Die diesjährigen Gold-Absolventen Eveline Giger, Livia Länzlinger, Julian Raschle und Patricia Schönenberger mit den grosszügigen Sponsoren von Kiwanis Claudia Böni und Felix Widmer. (Bild: PD)

Am Samstagabend vor Ostern strömten die eingeladenen Jugendlichen aus Mosnang, Bütschwil, Ganterschwil und Lütisburg zum Teil mit Eltern und Geschwistern zum Zivilschutzzen­trum Bütschwil. Dort hatte der Vorstand des Kodex-Vereins die Auszeichnungsfeier vorbereitet. Um 18.30 Uhr begrüsste der Präsident die Anwesenden sowie die Behörden-Mitglieder und die Delegation von Kiwanis Wattwil-Toggenburg.

Diesmal war bereits der vierte Jahrgang seit der Gründung des örtlichen Vereins vor bald sieben Jahren zur Baumpflanzung eingeladen worden.

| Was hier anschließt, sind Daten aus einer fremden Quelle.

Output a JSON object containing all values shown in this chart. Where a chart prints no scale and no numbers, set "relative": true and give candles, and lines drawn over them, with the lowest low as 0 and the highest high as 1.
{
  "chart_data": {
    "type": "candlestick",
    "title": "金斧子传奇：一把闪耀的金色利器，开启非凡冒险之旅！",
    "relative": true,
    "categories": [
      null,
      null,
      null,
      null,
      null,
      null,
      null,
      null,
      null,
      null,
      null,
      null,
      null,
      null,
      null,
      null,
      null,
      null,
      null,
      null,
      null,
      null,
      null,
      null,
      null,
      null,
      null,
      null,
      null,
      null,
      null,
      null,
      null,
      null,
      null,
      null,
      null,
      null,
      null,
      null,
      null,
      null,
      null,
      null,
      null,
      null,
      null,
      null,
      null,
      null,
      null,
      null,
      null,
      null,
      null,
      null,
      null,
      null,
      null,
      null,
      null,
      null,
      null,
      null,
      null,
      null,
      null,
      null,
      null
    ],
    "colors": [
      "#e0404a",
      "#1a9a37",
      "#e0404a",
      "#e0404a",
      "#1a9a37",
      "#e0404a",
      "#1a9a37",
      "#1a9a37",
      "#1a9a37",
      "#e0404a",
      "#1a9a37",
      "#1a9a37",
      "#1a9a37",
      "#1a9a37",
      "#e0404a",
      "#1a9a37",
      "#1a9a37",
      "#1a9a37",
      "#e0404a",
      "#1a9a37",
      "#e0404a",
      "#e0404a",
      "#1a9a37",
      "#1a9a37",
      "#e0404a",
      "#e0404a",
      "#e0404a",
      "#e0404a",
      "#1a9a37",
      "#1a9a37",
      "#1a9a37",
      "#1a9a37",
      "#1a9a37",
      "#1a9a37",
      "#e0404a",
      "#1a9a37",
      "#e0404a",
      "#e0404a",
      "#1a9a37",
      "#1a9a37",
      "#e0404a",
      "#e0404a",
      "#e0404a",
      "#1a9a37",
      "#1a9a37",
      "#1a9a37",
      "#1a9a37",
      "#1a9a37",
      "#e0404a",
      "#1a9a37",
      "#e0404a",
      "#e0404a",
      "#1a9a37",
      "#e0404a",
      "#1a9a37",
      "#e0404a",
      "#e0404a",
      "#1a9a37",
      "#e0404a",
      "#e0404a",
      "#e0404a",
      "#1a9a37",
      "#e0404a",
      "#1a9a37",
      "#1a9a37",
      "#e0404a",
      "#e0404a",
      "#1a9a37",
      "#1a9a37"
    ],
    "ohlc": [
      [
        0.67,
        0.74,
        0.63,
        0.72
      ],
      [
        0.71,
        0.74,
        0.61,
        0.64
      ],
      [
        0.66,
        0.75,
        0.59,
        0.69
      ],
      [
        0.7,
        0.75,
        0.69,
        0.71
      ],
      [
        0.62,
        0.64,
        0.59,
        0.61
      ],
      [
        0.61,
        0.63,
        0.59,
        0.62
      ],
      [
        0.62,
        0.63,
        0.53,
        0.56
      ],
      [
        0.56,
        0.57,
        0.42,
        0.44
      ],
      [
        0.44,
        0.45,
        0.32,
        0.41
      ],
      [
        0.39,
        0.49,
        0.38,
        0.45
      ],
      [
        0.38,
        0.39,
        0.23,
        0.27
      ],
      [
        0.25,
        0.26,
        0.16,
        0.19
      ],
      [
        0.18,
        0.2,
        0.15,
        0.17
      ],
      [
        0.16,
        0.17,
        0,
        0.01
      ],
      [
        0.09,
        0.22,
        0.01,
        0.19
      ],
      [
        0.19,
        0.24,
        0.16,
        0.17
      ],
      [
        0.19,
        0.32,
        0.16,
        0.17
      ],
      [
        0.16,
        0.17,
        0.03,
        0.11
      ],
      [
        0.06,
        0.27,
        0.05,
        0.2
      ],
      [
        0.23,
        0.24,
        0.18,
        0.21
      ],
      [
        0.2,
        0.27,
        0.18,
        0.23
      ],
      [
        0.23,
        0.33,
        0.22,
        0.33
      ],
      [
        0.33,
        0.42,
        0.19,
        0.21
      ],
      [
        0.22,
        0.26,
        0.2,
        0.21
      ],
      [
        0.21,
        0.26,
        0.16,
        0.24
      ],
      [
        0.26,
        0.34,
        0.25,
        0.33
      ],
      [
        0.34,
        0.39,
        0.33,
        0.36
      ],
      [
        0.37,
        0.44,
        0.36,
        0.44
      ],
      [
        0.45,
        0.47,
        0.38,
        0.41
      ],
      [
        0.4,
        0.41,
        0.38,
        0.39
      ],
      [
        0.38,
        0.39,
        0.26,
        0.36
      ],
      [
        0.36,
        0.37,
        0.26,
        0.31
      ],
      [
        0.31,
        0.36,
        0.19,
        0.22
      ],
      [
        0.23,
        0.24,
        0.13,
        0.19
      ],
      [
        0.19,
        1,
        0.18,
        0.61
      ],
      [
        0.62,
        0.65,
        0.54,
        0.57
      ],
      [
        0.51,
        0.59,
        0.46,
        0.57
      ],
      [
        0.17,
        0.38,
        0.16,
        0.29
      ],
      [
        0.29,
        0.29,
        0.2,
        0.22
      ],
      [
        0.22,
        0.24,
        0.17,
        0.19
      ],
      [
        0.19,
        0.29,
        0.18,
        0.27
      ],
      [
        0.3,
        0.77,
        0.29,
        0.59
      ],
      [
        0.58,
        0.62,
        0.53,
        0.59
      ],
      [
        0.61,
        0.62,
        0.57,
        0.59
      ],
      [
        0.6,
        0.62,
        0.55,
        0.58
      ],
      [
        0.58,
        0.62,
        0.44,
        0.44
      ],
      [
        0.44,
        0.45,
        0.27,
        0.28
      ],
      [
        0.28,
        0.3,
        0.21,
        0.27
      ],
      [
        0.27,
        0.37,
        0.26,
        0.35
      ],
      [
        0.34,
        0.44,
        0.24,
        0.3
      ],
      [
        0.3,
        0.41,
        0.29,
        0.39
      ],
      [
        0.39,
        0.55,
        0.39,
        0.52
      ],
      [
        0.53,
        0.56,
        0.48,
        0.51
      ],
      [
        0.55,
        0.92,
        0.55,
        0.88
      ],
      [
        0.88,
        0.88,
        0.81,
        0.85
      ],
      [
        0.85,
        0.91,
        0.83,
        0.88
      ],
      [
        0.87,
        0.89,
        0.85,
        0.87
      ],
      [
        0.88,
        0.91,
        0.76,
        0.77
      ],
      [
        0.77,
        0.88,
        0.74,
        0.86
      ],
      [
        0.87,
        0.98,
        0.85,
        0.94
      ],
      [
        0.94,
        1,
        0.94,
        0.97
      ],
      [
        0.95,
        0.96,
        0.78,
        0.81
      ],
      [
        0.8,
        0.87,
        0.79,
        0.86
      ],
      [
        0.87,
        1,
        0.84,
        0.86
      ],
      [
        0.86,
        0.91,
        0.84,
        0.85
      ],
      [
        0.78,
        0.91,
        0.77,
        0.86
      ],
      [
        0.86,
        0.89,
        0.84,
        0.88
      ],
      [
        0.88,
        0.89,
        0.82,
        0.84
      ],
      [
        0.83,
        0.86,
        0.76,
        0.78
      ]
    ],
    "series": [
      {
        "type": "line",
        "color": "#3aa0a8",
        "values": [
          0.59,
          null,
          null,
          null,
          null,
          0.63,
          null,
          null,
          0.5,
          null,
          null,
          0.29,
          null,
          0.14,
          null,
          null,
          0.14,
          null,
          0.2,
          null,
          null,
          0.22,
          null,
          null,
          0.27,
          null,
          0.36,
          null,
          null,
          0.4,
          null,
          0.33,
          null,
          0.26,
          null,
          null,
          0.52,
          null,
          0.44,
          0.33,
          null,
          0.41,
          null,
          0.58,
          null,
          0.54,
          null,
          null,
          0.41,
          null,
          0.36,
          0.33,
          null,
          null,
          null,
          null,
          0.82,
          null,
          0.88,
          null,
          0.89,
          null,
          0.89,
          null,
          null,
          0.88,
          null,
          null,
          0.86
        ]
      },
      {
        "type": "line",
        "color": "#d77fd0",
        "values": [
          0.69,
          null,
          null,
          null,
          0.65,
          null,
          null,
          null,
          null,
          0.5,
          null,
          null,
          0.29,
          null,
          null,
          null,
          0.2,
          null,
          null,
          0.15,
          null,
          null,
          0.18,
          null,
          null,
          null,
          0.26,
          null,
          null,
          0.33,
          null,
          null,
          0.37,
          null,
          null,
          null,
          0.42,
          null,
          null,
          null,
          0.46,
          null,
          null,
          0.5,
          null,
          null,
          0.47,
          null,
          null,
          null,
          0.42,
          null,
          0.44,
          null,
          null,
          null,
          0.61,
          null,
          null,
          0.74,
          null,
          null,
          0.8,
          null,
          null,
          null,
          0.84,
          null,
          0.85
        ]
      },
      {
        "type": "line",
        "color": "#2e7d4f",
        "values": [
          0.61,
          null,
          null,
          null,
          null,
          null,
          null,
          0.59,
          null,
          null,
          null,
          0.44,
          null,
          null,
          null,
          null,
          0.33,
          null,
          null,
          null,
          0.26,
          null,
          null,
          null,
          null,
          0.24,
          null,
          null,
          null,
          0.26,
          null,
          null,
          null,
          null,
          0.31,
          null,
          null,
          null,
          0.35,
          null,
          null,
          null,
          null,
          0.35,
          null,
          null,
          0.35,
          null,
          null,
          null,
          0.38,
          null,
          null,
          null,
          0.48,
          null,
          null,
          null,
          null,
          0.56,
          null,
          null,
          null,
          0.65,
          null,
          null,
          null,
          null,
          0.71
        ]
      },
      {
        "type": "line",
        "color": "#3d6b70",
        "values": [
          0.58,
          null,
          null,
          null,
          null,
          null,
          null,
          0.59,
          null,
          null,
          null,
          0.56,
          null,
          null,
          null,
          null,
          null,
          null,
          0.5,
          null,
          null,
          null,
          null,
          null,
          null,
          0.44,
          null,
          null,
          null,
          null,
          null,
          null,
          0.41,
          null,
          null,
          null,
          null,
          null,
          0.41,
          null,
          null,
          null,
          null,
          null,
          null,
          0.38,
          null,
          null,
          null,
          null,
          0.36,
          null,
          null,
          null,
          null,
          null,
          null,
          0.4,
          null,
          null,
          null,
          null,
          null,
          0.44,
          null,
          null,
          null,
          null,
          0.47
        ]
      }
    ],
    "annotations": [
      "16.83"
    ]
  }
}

Wenn die Jugendlichen bestätigen können, dass sie während dieser dreier Jahre auf Suchtmittel verzichtet haben, dürfen sie aus regional geeigneten Baumsorten ihren persönlichen Baum auswählen. In einer kleinen Zeremonie mit feierlichem Anstossen mit Rimuss oben im Bodenwald wurden die Bäume platziert, unter beachtlichem Kraftaufwand im dicht überwachsenen Waldboden die Löcher gegraben und die Bäume eingepflanzt. Präsident Christian Widmer illustrierte an der abendlichen Auszeichnungsfeier für alle Anwesenden mehrere Eindrücke der Pflanzung in einer Bilderreihe.

Urkunde als Beilage für Bewerbungen

Namentlich wurden die Jugendlichen aufgerufen und sie durften von den zwei anwesenden Kiwanis-Mitgliedern Claudia Böni und Felix Widmer die von ihnen gesponserte Auszeichnungsmappe mit persönlichen Gratulationen in Empfang nehmen und sich zum Erinnerungsgruppenbild stellen. Die Mappen enthalten für alle Jugendlichen eine Urkunde und eine namentlich gravierte Medaille. Die Urkunde kann von den Jugendlichen als Beilage bei einer Lehrstellenbewerbung dienen, was auch Kiwaner Felix Widmer betonte. Er hat selber lange Jahre zahlreiche Jugendliche ausgebildet und bestärkte die jungen Leute auf diesem gesundheitsbewussten Weg in ihr Erwachsenenleben.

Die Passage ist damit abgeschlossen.